Clinical characteristics of paroxysmal nonkinesigenic dyskinesia in Serbian family with Myofibrillogenesis regulator 1 gene mutation.

作者信息

Stefanova Elka, Djarmati Ana, Momcilović Dragana, Dragasević Natasa, Svetel Marina, Klein Christine, Kostić Vladimir S

机构信息

Institute of Neurology Clinical Center of Serbia, Belgrade, Serbia and Montenegro.

出版信息

Mov Disord. 2006 Nov;21(11):2010-5. doi: 10.1002/mds.21095.

Abstract

The aim of this study was to describe the clinical features of a large Serbian family with paroxysmal nonkinesigenic dyskinesia (PNKD) and one of the two previously described mutations in the Myofibrillogenesis regulator 1 gene (MR-1), which causes an alanine-to-valine substitution at position 9. In 5 examined out of 12 affected family members, attacks of dyskinesias appeared in the first 6 months of life. Both frequency and severity of attacks showed an age-dependent incremental-decremental pattern with a peak between 13 to 15 years of age. They were frequently precipitated by stress, caffeine, fever, hunger, tiredness, as well as abrupt changes in temperature. Three of our patients differentiated two types of attacks: mild (120-180 minutes), with a predominance of functionally insignificant choreoathetoid movements, and severe ( approximately 15-30 minutes), characterized by disabling dystonic and choreic movements of the extremities, trunk, and face.
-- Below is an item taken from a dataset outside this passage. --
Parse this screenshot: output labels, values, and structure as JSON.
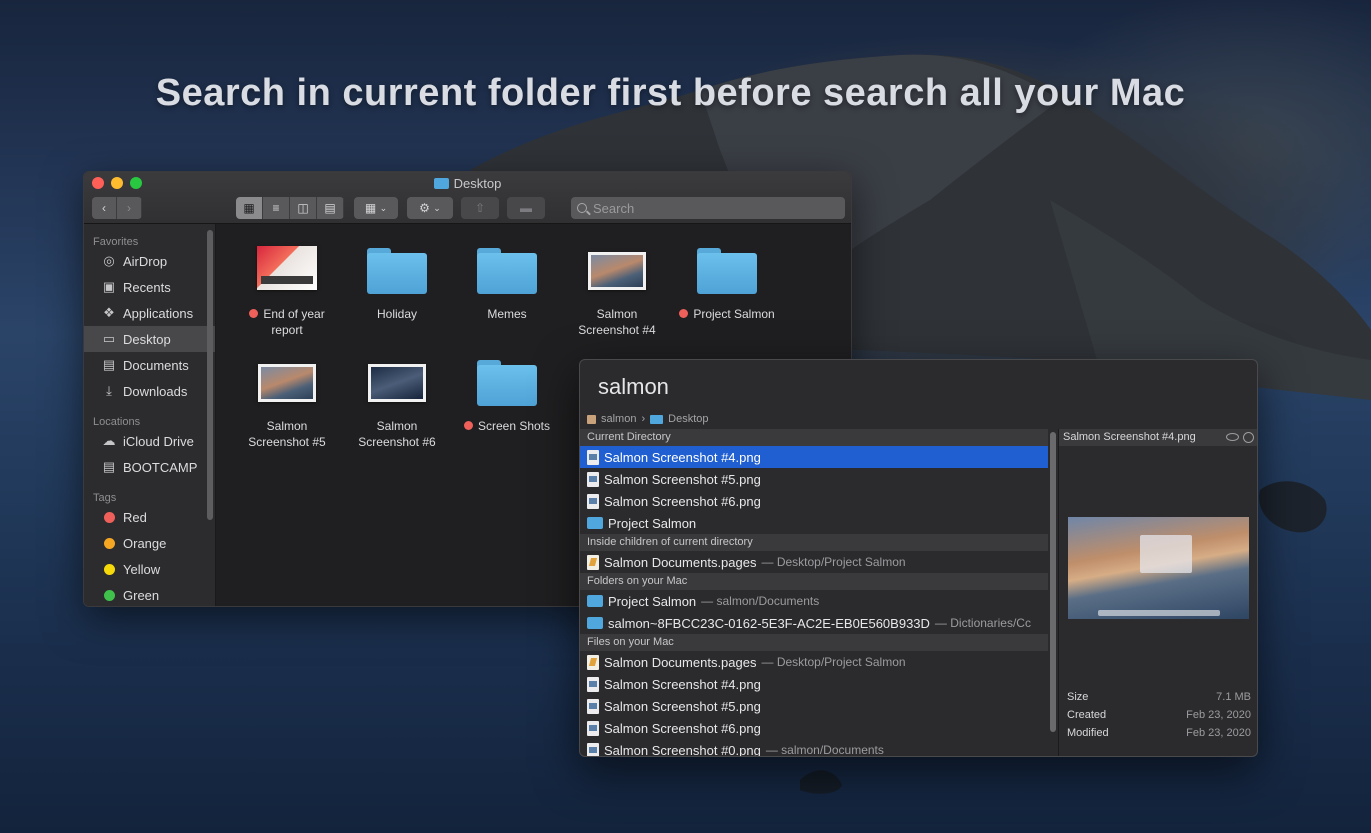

Sleep was the most reliable factor to discontinue an attack. This Serbian family further demonstrates that recurrent MR-1 mutations are associated with PNKD worldwide, which will affect genetic testing.

摘要

本研究的目的是描述一个患有阵发性非运动诱发性运动障碍(PNKD)的大型塞尔维亚家族的临床特征,以及肌纤生成调节因子1基因(MR-1)中先前描述的两种突变之一,该突变导致第9位氨基酸由丙氨酸替换为缬氨酸。在12名受影响的家族成员中,有5名接受检查的个体在生命的前6个月出现运动障碍发作。发作的频率和严重程度均呈现出年龄依赖性的增减模式,在13至15岁之间达到峰值。发作常由压力、咖啡因、发热、饥饿、疲劳以及温度的突然变化诱发。我们的三名患者区分出两种发作类型:轻度发作(120 - 180分钟),主要表现为功能上无明显影响的舞蹈手足徐动样运动;重度发作(约15 - 30分钟),其特征为四肢、躯干和面部出现致残性的肌张力障碍和舞蹈样运动。睡眠是终止发作最可靠的因素。这个塞尔维亚家族进一步证明,MR-1基因的反复突变在全球范围内都与PNKD相关,这将影响基因检测。